Geef dragers van de malariaparasiet de kleurstof methyleenblauw en na twee dagen kunnen ze de infectie niet meer doorgeven. Dat blijkt uit een klinische test in Mali, uitgevoerd onder leiding van Teun Bousema van het Radboudumc.

Dat je urine er blauw van wordt, moet je dan maar voor lief nemen.

Dat methyleenblauw doodt met name zogeheten gametocyten, de mannelijke en vrouwelijke geslachtscellen van de parasiet. Die ontstaan in het bloed van de menselijke gastheer en wachten tot ze worden opgezogen door een mug, om in diens maag nieuwe parasieten te vormen. Na een malariabehandeling kunnen die gametocyten nog wekenlang aanwezig blijven: de patiënt vertoont dan al lang geen symptomen van de ziekte meer maar kan haar dus nog wél doorgeven.

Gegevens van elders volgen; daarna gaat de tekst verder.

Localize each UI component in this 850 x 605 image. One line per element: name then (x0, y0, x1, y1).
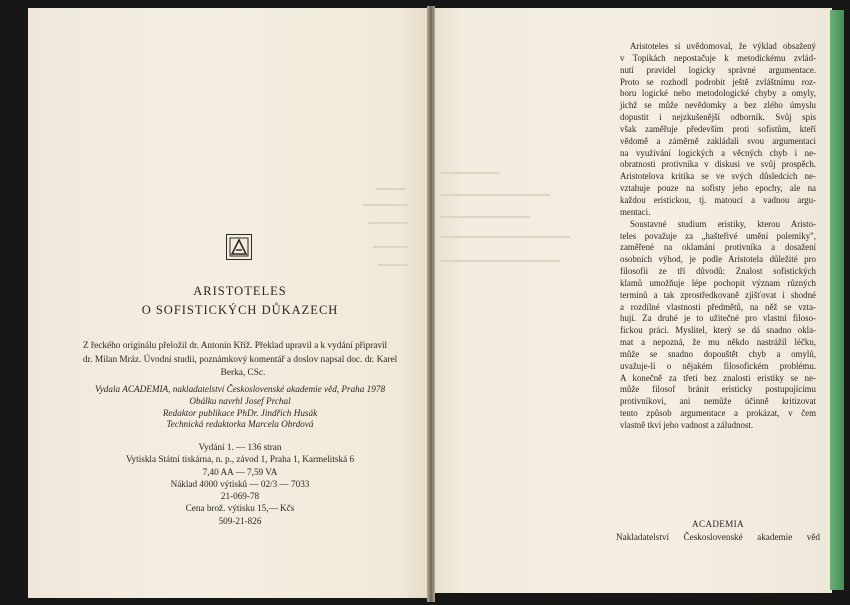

Dat gametocyten niet tegen methyleenblauw kunnen, was al eerder opgemerkt. Maar voor zover Bousema en collega’s hebben kunnen vinden, is de effectiviteit bij mensen nooit goed onderzocht.

Het idee is dan dat je methyleenblauw toedient in combinatie met medicijnen zoals artemisinine, die parasieten doden in levensstadia waar de patiënt zelf last van heeft. En in The Lancet Infectious Diseases meldt Bousema nu dat dit uitstekend werkt en vervolgonderzoek bij een grotere groep patiënten verdient. Naast die blauwe urine zijn er wel wat andere bijwerkingen, maar gewoonlijk vallen die heel erg mee.

Met primaquine, een ander gametocytendodend middel, blijkt het trouwens ook te lukken.